Convener of the Muttahida Qaumi Movement London
- In office 16 October 2015 – 2017
- Preceded by: Imran Farooq
- Succeeded by: Nadeem Ehsan

Personal details
- Party: Muttahida Qaumi Movement London (until 2017)
- Movement: Voice of Karachi

= Nadeem Nusrat =

Pakistani-American politician

Nadeem Nusrat is a Pakistani-American politician who had been former convener and leader of Muttahida Qaumi Movement London.

==Political career==
=== Convener MQM London (MQM-L) ===
Nadeem Nusrat became acting convener of MQM-L on 16 October 2015 filling the office held prior by deceased MQM leader Imran Farooq. The post was left vacant after the death of Imran Farooq. Nadeem Nusrat was primarily responsible for running the MQM International Secretariat.

==== Responsibilities post 22 August 2016 event ====
After defection of many MQM leaders in Pakistan, Altaf Hussain made Nadeem Nusrat second in command to head of all the affairs of the party in London.

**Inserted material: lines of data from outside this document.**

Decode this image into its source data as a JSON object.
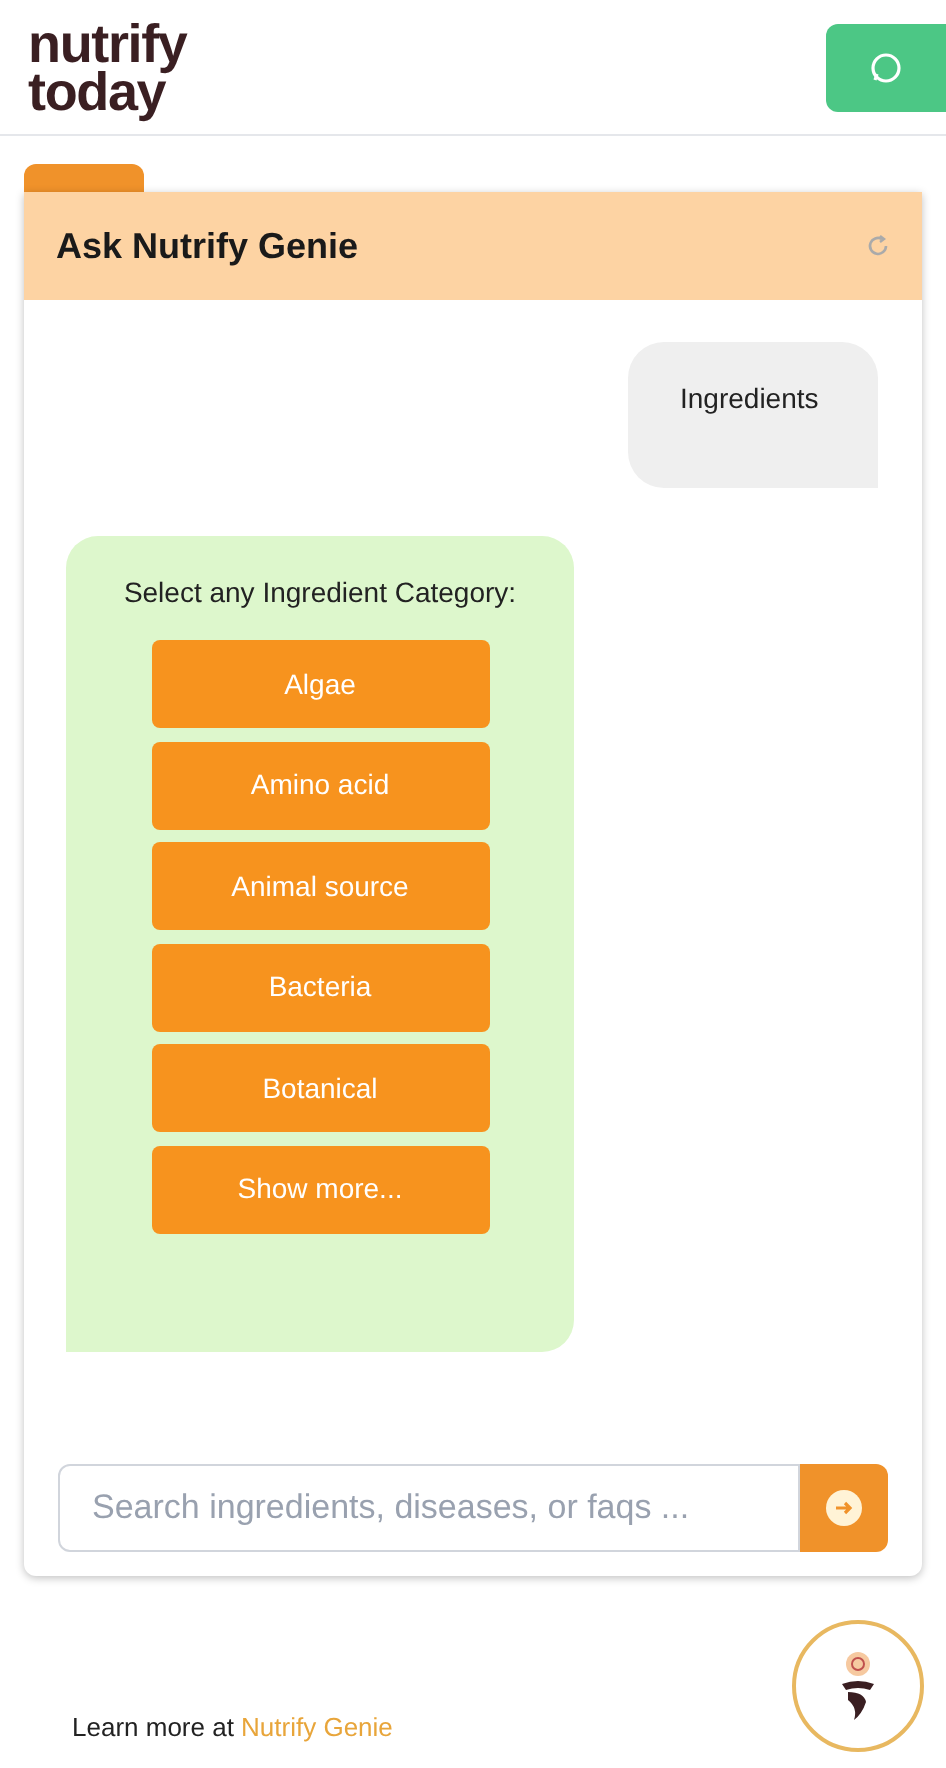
{
  "logo": {
    "lines": [
      "nutrify",
      "today"
    ]
  },
  "chat": {
    "title": "Ask Nutrify Genie",
    "messages": [
      {
        "kind": "user",
        "text": "Ingredients"
      },
      {
        "kind": "options",
        "text": "Select any Ingredient Category:",
        "options": [
          "Algae",
          "Amino acid",
          "Animal source",
          "Bacteria",
          "Botanical",
          "Show more..."
        ]
      }
    ],
    "input": {
      "placeholder": "Search ingredients, diseases, or faqs ..."
    }
  },
  "footer": {
    "text": "Learn more at ",
    "link": "Nutrify Genie"
  }
}
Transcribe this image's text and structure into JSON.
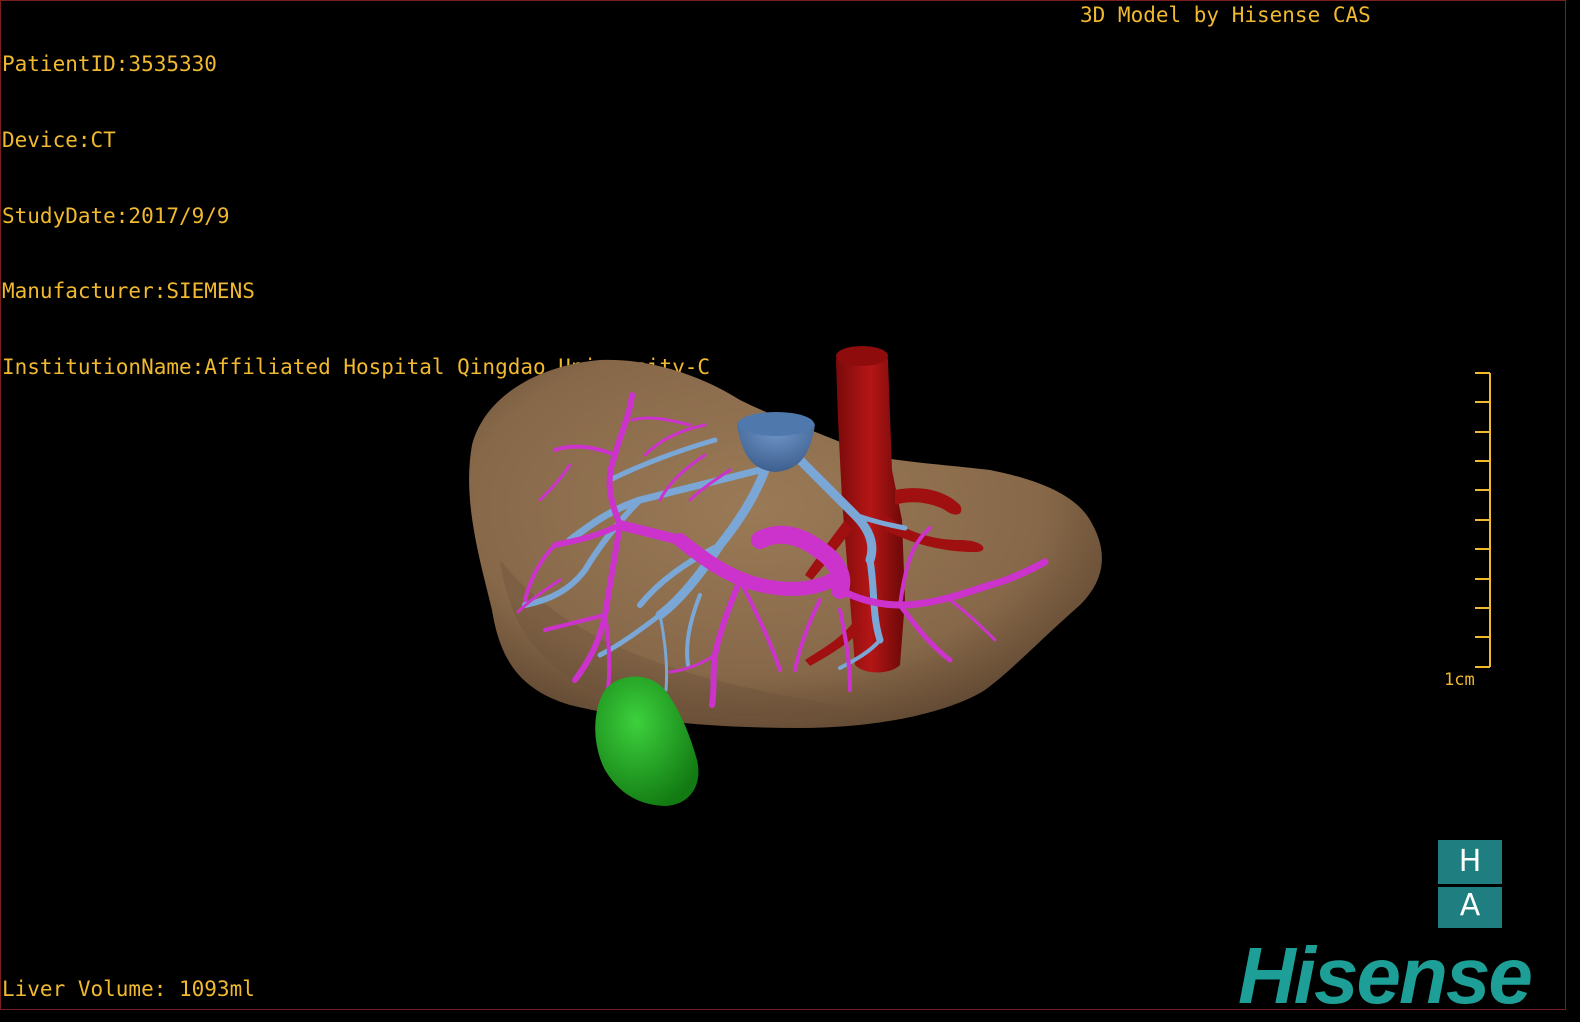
{
  "header": {
    "patient_id": "PatientID:3535330",
    "device": "Device:CT",
    "study_date": "StudyDate:2017/9/9",
    "manufacturer": "Manufacturer:SIEMENS",
    "institution": "InstitutionName:Affiliated Hospital Qingdao University-C"
  },
  "credit": "3D Model by Hisense CAS",
  "scale_bar": {
    "label": "1cm"
  },
  "footer": {
    "liver_volume": "Liver Volume: 1093ml"
  },
  "logo": {
    "badge_top": "H",
    "badge_bottom": "A",
    "brand": "Hisense"
  },
  "colors": {
    "text": "#f0b92f",
    "liver": "#8b6c4a",
    "hepatic_vein": "#7ba7d6",
    "portal_vein": "#cc33cc",
    "ivc": "#a01010",
    "tumor": "#1ea31e",
    "brand": "#1d9f97"
  },
  "model_parts": [
    "liver",
    "hepatic-vein",
    "portal-vein",
    "inferior-vena-cava",
    "tumor"
  ]
}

=== End of role as MQM London convener ===
In 2017, it was reported that Nusrat has parted ways with MQM London which was later confirmed in May 2018 by MQM's London based leadership.

==Rift from MQM-London==
He later launched his own political movement named Free Karachi which was later renamed Voice of Karachi, changing its mission from a voice against the state atrocities against Mohajirs in Pakistan to becoming a critic of former MQM and its leader Altaf Hussain. In 2021 Nusrat claimed an attack on his life in Houston, United States, which was later refuted by the police and the "suspect" was released. His close aide Wasay Jaleel parted ways from VOK soon after and remains inactive until this day.